MENGGALA – Aliansi Aktivis Muda Nusantara mendesak aparat penegak hukum (APH), Badan Pemeriksa Keuangan (BPK), serta Pemerintah Kabupaten Tulang Bawang untuk menelusuri rekam jejak jabatan Wakil Direktur RSUD Menggala, Abdul Latif.
Desakan tersebut disampaikan dalam pernyataan resmi yang disampaikan Ketua Aliansi Aktivis Muda Nusantara, Adv. Gusto Pratama Jaya Negara.
Menurut Gusto, perhatian publik mengemuka setelah Abdul Latif diketahui pernah menduduki sejumlah jabatan strategis, mulai dari Dinas Pekerjaan Umum (PU), Dinas Pemadam Kebakaran dan Penyelamatan (Damkar), hingga kini menjabat sebagai Wakil Direktur RSUD Menggala.
Aliansi menilai perpindahan jabatan tersebut memunculkan pertanyaan terkait kesesuaian kompetensi, rekam jejak tata kelola, serta dugaan penyalahgunaan wewenang dalam pengelolaan anggaran pada instansi yang pernah dipimpinnya.
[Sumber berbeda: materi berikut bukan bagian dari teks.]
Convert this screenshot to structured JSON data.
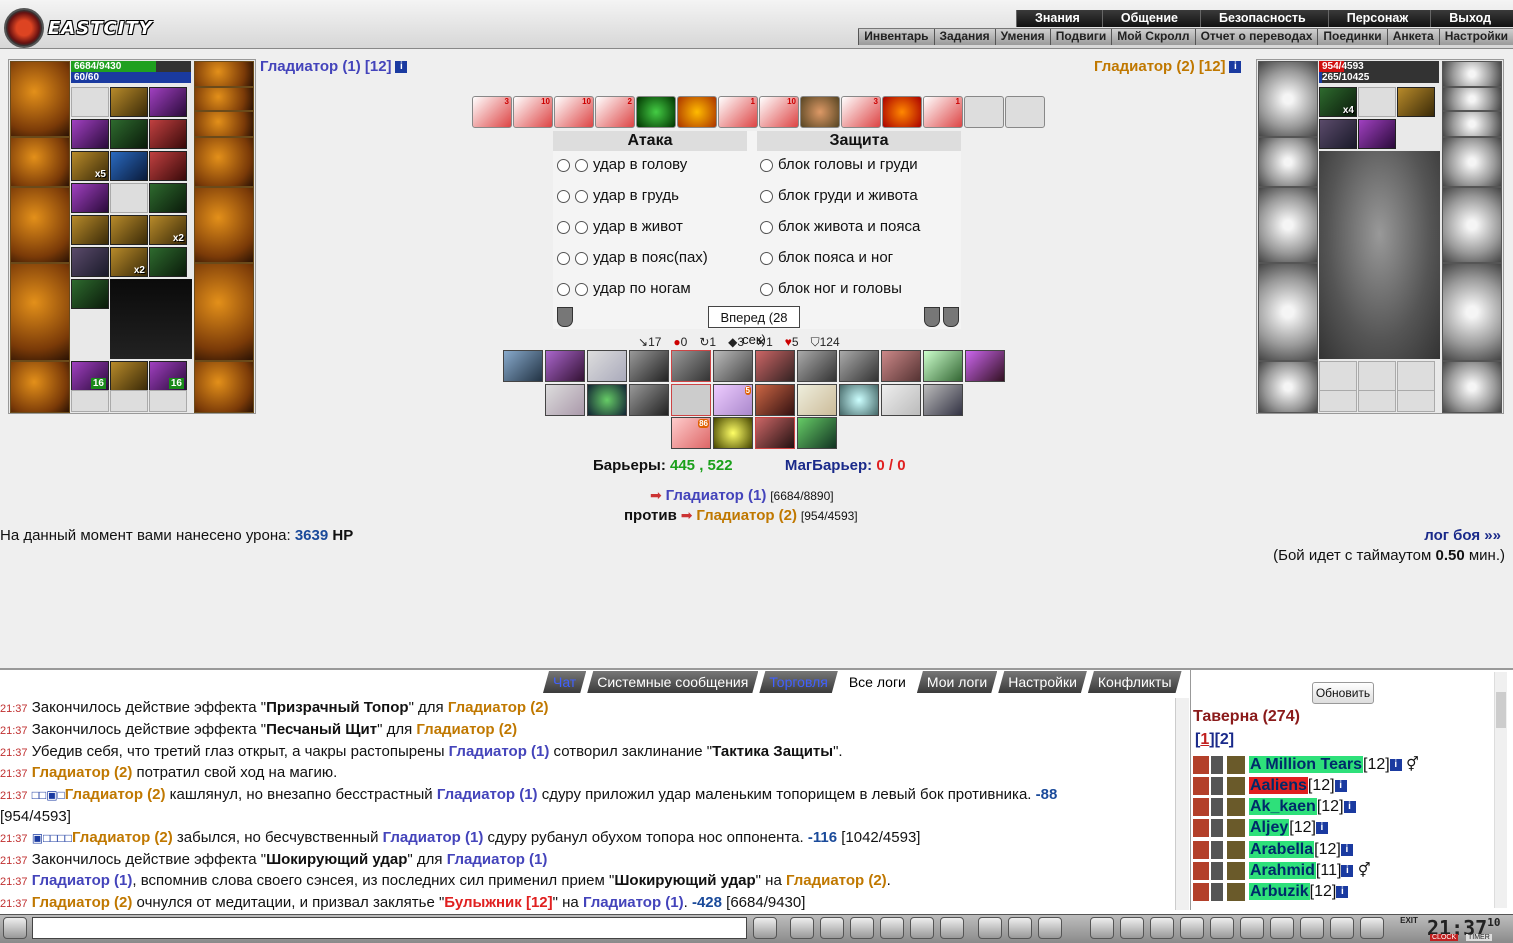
{
  "topbar": {
    "logo": "EASTCITY",
    "menu_primary": [
      "Знания",
      "Общение",
      "Безопасность",
      "Персонаж",
      "Выход"
    ],
    "menu_secondary": [
      "Инвентарь",
      "Задания",
      "Умения",
      "Подвиги",
      "Мой Скролл",
      "Отчет о переводах",
      "Поединки",
      "Анкета",
      "Настройки"
    ]
  },
  "player1": {
    "name": "Гладиатор (1) [12]",
    "hp": "6684/9430",
    "mana": "60/60",
    "hp_fraction": 0.709,
    "mana_fraction": 1.0,
    "item_counts": [
      "x5",
      "x2",
      "x2",
      "16",
      "16"
    ]
  },
  "player2": {
    "name": "Гладиатор (2) [12]",
    "hp": "954/4593",
    "mana": "265/10425",
    "hp_fraction": 0.208,
    "mana_fraction": 0.025,
    "item_counts": [
      "x4"
    ]
  },
  "effects_counts": [
    "3",
    "10",
    "10",
    "2",
    "",
    "",
    "1",
    "10",
    "",
    "3",
    "",
    "1"
  ],
  "battle": {
    "attack_header": "Атака",
    "defense_header": "Защита",
    "attacks": [
      "удар в голову",
      "удар в грудь",
      "удар в живот",
      "удар в пояс(пах)",
      "удар по ногам"
    ],
    "blocks": [
      "блок головы и груди",
      "блок груди и живота",
      "блок живота и пояса",
      "блок пояса и ног",
      "блок ног и головы"
    ],
    "forward_button": "Вперед (28 сек)",
    "stats": [
      "17",
      "0",
      "1",
      "3",
      "1",
      "5",
      "124"
    ],
    "skill_badges": [
      "5",
      "86"
    ],
    "barriers_label": "Барьеры:",
    "barriers_value": "445 , 522",
    "magbarrier_label": "МагБарьер:",
    "magbarrier_value": "0 / 0",
    "p1_line_name": "Гладиатор (1)",
    "p1_line_hp": "[6684/8890]",
    "versus": "против",
    "p2_line_name": "Гладиатор (2)",
    "p2_line_hp": "[954/4593]",
    "damage_label": "На данный момент вами нанесено урона:",
    "damage_value": "3639",
    "damage_unit": "HP",
    "log_link": "лог боя »»",
    "timeout_prefix": "(Бой идет с таймаутом",
    "timeout_value": "0.50",
    "timeout_suffix": "мин.)"
  },
  "chat": {
    "tabs": [
      "Чат",
      "Системные сообщения",
      "Торговля",
      "Все логи",
      "Мои логи",
      "Настройки",
      "Конфликты"
    ],
    "active_tab": "Все логи",
    "time": "21:37",
    "log_bits": {
      "l1a": "Закончилось действие эффекта \"",
      "l1b": "Призрачный Топор",
      "l1c": "\" для ",
      "l1d": "Гладиатор (2)",
      "l2a": "Закончилось действие эффекта \"",
      "l2b": "Песчаный Щит",
      "l2c": "\" для ",
      "l2d": "Гладиатор (2)",
      "l3a": "Убедив себя, что третий глаз открыт, а чакры растопырены ",
      "l3b": "Гладиатор (1)",
      "l3c": " сотворил заклинание \"",
      "l3d": "Тактика Защиты",
      "l3e": "\".",
      "l4a": "Гладиатор (2)",
      "l4b": " потратил свой ход на магию.",
      "l5pre": "□□▣□",
      "l5a": "Гладиатор (2)",
      "l5b": " кашлянул, но внезапно бесстрастный ",
      "l5c": "Гладиатор (1)",
      "l5d": " сдуру приложил удар маленьким топорищем в левый бок противника. ",
      "l5e": "-88",
      "l5f": "[954/4593]",
      "l6pre": "▣□□□□",
      "l6a": "Гладиатор (2)",
      "l6b": " забылся, но бесчувственный ",
      "l6c": "Гладиатор (1)",
      "l6d": " сдуру рубанул обухом топора нос оппонента. ",
      "l6e": "-116",
      "l6f": " [1042/4593]",
      "l7a": "Закончилось действие эффекта \"",
      "l7b": "Шокирующий удар",
      "l7c": "\" для ",
      "l7d": "Гладиатор (1)",
      "l8a": "Гладиатор (1)",
      "l8b": ", вспомнив слова своего сэнсея, из последних сил применил прием \"",
      "l8c": "Шокирующий удар",
      "l8d": "\" на ",
      "l8e": "Гладиатор (2)",
      "l8f": ".",
      "l9a": "Гладиатор (2)",
      "l9b": " очнулся от медитации, и призвал заклятье \"",
      "l9c": "Булыжник [12]",
      "l9d": "\" на ",
      "l9e": "Гладиатор (1)",
      "l9f": ". ",
      "l9g": "-428",
      "l9h": " [6684/9430]"
    }
  },
  "sidebar": {
    "refresh_button": "Обновить",
    "room_title": "Таверна (274)",
    "pages": [
      "1",
      "2"
    ],
    "users": [
      {
        "name": "A Million Tears",
        "level": "[12]"
      },
      {
        "name": "Aaliens",
        "level": "[12]"
      },
      {
        "name": "Ak_kaen",
        "level": "[12]"
      },
      {
        "name": "Aljey",
        "level": "[12]"
      },
      {
        "name": "Arabella",
        "level": "[12]"
      },
      {
        "name": "Arahmid",
        "level": "[11]"
      },
      {
        "name": "Arbuzik",
        "level": "[12]"
      }
    ]
  },
  "bottom": {
    "clock": "21:37",
    "clock_small": "10",
    "clock_label": "CLOCK",
    "timer_label": "TIMER",
    "exit_label": "EXIT"
  },
  "colors": {
    "player1": "#4444bb",
    "player2": "#c07800",
    "hp_bar": "#1fa01f",
    "mana_bar": "#1a3aa0",
    "enemy_hp_bar": "#d01010",
    "barriers_green": "#1aa01a",
    "magbarrier_red": "#e02020"
  }
}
“Kami meminta seluruh proses mutasi dan penempatan jabatan dilakukan secara transparan serta berdasarkan kompetensi dan integritas. Publik berhak mengetahui rekam jejak pejabat yang menduduki jabatan strategis,” ujar Gusto.
Selain itu, Aliansi Aktivis Muda Nusantara juga meminta keterbukaan terkait hasil pemeriksaan Badan Pemeriksa Keuangan (BPK) terhadap proyek-proyek di Dinas Pekerjaan Umum saat Abdul Latif masih menjabat di instansi tersebut.
Mereka mempertanyakan apakah terdapat temuan audit, seperti kelebihan pembayaran, ketidaksesuaian volume pekerjaan, atau potensi kerugian negara, serta bagaimana status tindak lanjut atas temuan tersebut sesuai ketentuan yang berlaku.
Aliansi juga mendesak Kejaksaan dan Kepolisian melakukan pengumpulan bahan keterangan (pulbaket) apabila terdapat dasar hukum yang memadai terkait dugaan penyalahgunaan wewenang atau potensi tindak pidana korupsi selama Abdul Latif menjabat di Dinas PU maupun Dinas Damkar.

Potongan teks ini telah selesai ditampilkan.